More importantly, the European welfare state is an obstacle to integrating low-skilled foreigners, because it means they never have to work. Of course, most of them do eventually find jobs, but at rates lower than the native population. The U.S. gives immigrants nothing. They are expected to find jobs by themselves, without hand-holding by the state. Sink or swim.
Of course, immigrant Americans do end up on welfare more frequently than the native population, but America has an Anglo-Saxon welfare state that provides temporary assistance during down times. It is telling that the former U.S. welfare program called "Aid to Families with Dependent Children" was renamed in 1996 to "Temporary Assistance for Needy Families".
Temporary. You will get help for some time, but then it will stop, and you'll need to find another solution: Move in with family members, sell your possessions, beg on the streets. But preferably, you'll find a job. Will there be a welfare case-worker there to help you find it? No, you'll have to find one yourself. Same thing if you're an immigrant.

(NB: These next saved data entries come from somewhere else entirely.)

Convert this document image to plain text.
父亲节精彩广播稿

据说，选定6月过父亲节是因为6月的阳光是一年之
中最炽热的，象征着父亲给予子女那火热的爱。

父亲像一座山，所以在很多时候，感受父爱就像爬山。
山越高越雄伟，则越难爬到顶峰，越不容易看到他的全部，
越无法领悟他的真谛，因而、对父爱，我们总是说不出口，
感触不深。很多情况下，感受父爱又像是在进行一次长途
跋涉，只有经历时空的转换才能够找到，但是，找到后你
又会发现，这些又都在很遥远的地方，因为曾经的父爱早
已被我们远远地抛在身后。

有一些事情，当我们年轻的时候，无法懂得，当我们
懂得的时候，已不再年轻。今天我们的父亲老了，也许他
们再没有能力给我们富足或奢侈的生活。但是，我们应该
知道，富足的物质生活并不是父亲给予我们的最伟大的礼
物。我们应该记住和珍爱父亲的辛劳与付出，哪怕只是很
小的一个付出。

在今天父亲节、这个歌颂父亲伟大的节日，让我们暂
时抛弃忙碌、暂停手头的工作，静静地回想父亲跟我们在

Northern European welfare systems, by contrast, provide a permanent, unconditional lifelong cushion of support. (Southern European welfare systems aspire to this but don't have the money or organizational competence to genuinely deliver it). If you simply choose never to even try to find a job, you will continue receiving health insurance, rent support for a small individual apartment, and a basic income, no matter what. It will be anything but luxurious, but it can never be terminated, because the state must guarantee every person in its borders a basic level of existence required by human dignity.
Thus, Americans tend to look at unskilled immigrants as thrifty, God-fearing, hard-working types willing to do nasty jobs. Europeans tend to look at unskilled immigrants as yet another potential addition to the welfare rolls. They're not wrong: in 2006 every fourth welfare recipient (g) in Germany was a foreigner. And that number has skyrocketed: a recent government report leaked to the press showed that as refugees leave the program of temporary refugee assistance and enter the official government welfare rolls, the number only of non-European foreign welfare recipients shot up 132% from 2015 to 2016 — an increase of about 400,000, to a total of 698,872 (g).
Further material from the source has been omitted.